Throughout the last twenty months, public sympathy for Israel has plummeted across Western countries, even in the ones whose politicians are most enthusiastically pro-Zionist. For the tide of public opinion in Europe or America to turn is not enough to stop the IDF’s crimes, and a shift in the rhetoric of leaders like France’s Emmanuel Macron or Germany’s Friedrich Merz covers an unchanged practical support for Israel. But their position is becoming increasingly untenable.

Exposing their hypocrisy is vital for democracy itself. And if, as Israeli authorities claim, the flotilla was “symbolic” and a “stunt,” it made its point brilliantly. When Thunberg first rose to fame, similar European leaders fawned over her, associating themselves with the moral “vibe” of concern for the climate while ignoring her criticisms. Now that she and her shipmates are confronting Western policy on Gaza, there is not even the attempt to co-opt her message.

In several countries, the call for Palestinian freedom “from the river to the sea” is habitually presented as pro-Hamas hate speech. Faced with recent Israeli attacks on shipping, we might wonder how free the sea itself is.

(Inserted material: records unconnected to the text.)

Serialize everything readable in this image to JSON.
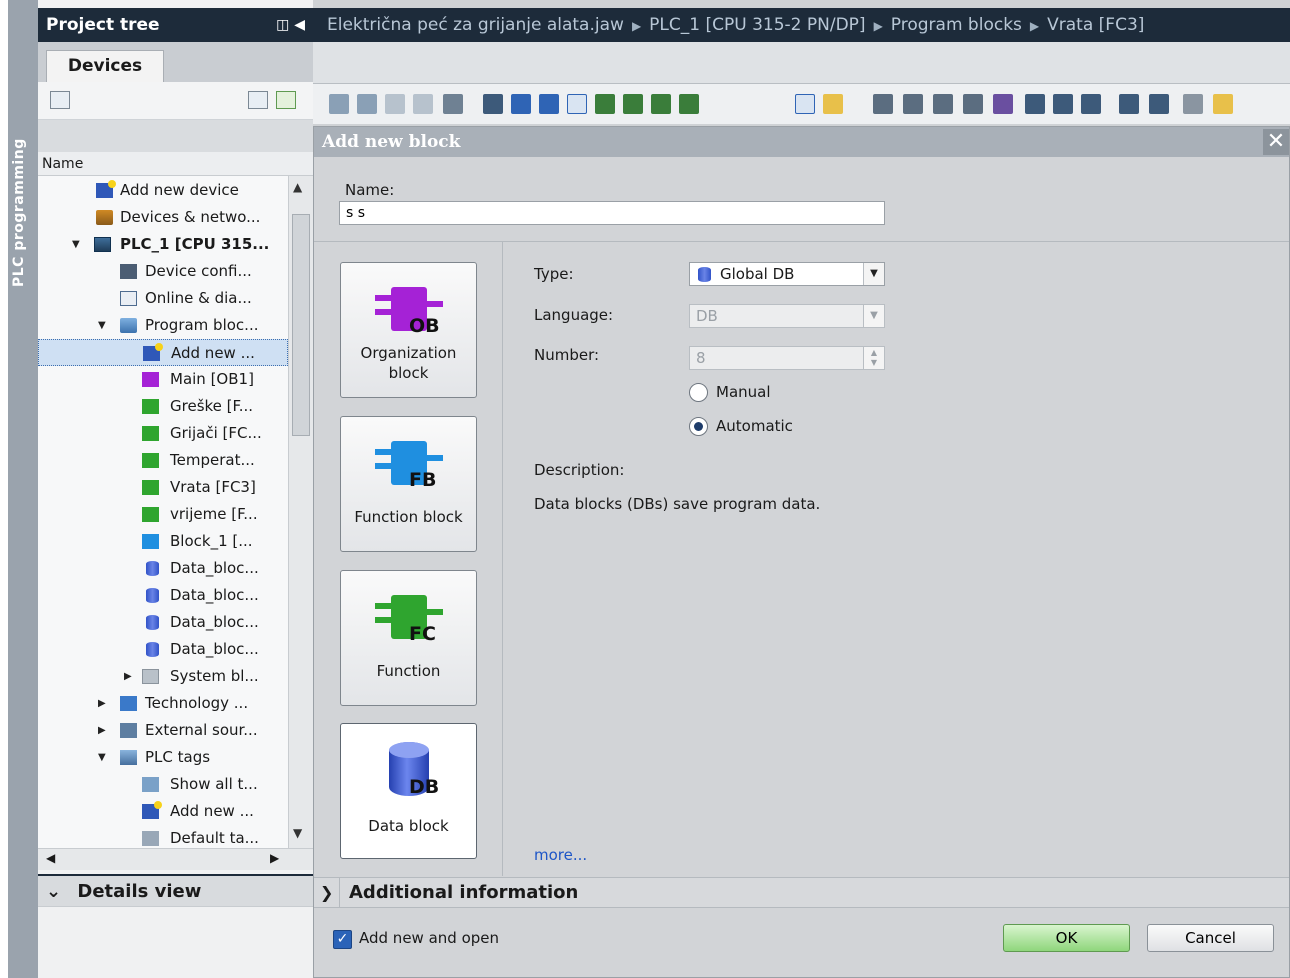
{
  "sidebar_strip": {
    "label": "PLC programming"
  },
  "project_tree": {
    "title": "Project tree",
    "tab": "Devices",
    "column_header": "Name",
    "items": [
      {
        "label": "Add new device",
        "icon": "add-device-icon",
        "level": 1
      },
      {
        "label": "Devices & netwo...",
        "icon": "network-icon",
        "level": 1
      },
      {
        "label": "PLC_1 [CPU 315...",
        "icon": "plc-icon",
        "level": 1,
        "expanded": true
      },
      {
        "label": "Device confi...",
        "icon": "device-config-icon",
        "level": 2
      },
      {
        "label": "Online & dia...",
        "icon": "online-diag-icon",
        "level": 2
      },
      {
        "label": "Program bloc...",
        "icon": "folder-icon",
        "level": 2,
        "expanded": true
      },
      {
        "label": "Add new ...",
        "icon": "add-block-icon",
        "level": 3,
        "selected": true
      },
      {
        "label": "Main [OB1]",
        "icon": "ob-icon",
        "level": 3
      },
      {
        "label": "Greške [F...",
        "icon": "fc-icon",
        "level": 3
      },
      {
        "label": "Grijači [FC...",
        "icon": "fc-icon",
        "level": 3
      },
      {
        "label": "Temperat...",
        "icon": "fc-icon",
        "level": 3
      },
      {
        "label": "Vrata [FC3]",
        "icon": "fc-icon",
        "level": 3
      },
      {
        "label": "vrijeme [F...",
        "icon": "fc-icon",
        "level": 3
      },
      {
        "label": "Block_1 [...",
        "icon": "fb-icon",
        "level": 3
      },
      {
        "label": "Data_bloc...",
        "icon": "db-icon",
        "level": 3
      },
      {
        "label": "Data_bloc...",
        "icon": "db-icon",
        "level": 3
      },
      {
        "label": "Data_bloc...",
        "icon": "db-icon",
        "level": 3
      },
      {
        "label": "Data_bloc...",
        "icon": "db-icon",
        "level": 3
      },
      {
        "label": "System bl...",
        "icon": "system-blocks-icon",
        "level": 3,
        "collapsed": true
      },
      {
        "label": "Technology ...",
        "icon": "technology-icon",
        "level": 2,
        "collapsed": true
      },
      {
        "label": "External sour...",
        "icon": "external-source-icon",
        "level": 2,
        "collapsed": true
      },
      {
        "label": "PLC tags",
        "icon": "plc-tags-icon",
        "level": 2,
        "expanded": true
      },
      {
        "label": "Show all t...",
        "icon": "show-tags-icon",
        "level": 3
      },
      {
        "label": "Add new ...",
        "icon": "add-tag-table-icon",
        "level": 3
      },
      {
        "label": "Default ta...",
        "icon": "default-table-icon",
        "level": 3
      }
    ],
    "details_view": "Details view"
  },
  "breadcrumb": {
    "parts": [
      "Električna peć za grijanje alata.jaw",
      "PLC_1 [CPU 315-2 PN/DP]",
      "Program blocks",
      "Vrata [FC3]"
    ]
  },
  "dialog": {
    "title": "Add new block",
    "name_label": "Name:",
    "name_value": "s s",
    "blocks": [
      {
        "label": "Organization block",
        "tag": "OB",
        "color": "#a522d6"
      },
      {
        "label": "Function block",
        "tag": "FB",
        "color": "#1f8fe0"
      },
      {
        "label": "Function",
        "tag": "FC",
        "color": "#2fa52f"
      },
      {
        "label": "Data block",
        "tag": "DB",
        "color": "#3153c8",
        "active": true
      }
    ],
    "type_label": "Type:",
    "type_value": "Global DB",
    "language_label": "Language:",
    "language_value": "DB",
    "number_label": "Number:",
    "number_value": "8",
    "radio_manual": "Manual",
    "radio_automatic": "Automatic",
    "radio_selected": "Automatic",
    "description_label": "Description:",
    "description_text": "Data blocks (DBs) save program data.",
    "more_link": "more...",
    "additional_info": "Additional  information",
    "add_new_and_open": "Add new and open",
    "ok_label": "OK",
    "cancel_label": "Cancel"
  }
}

The IDF could also conceivably have used the flotilla “stunt” to make a propaganda coup of its own: let in some tiny group with its aid in order to pretend that there is no siege. Yet even that proved too much. The Keir Starmers or Macrons or Merzes of this world might have been thankful if Israel had made such a concession, allowing them to portray this recipient of their own military support in a more humane light. Emboldened by decades of impunity, Israel wouldn’t even give them that much.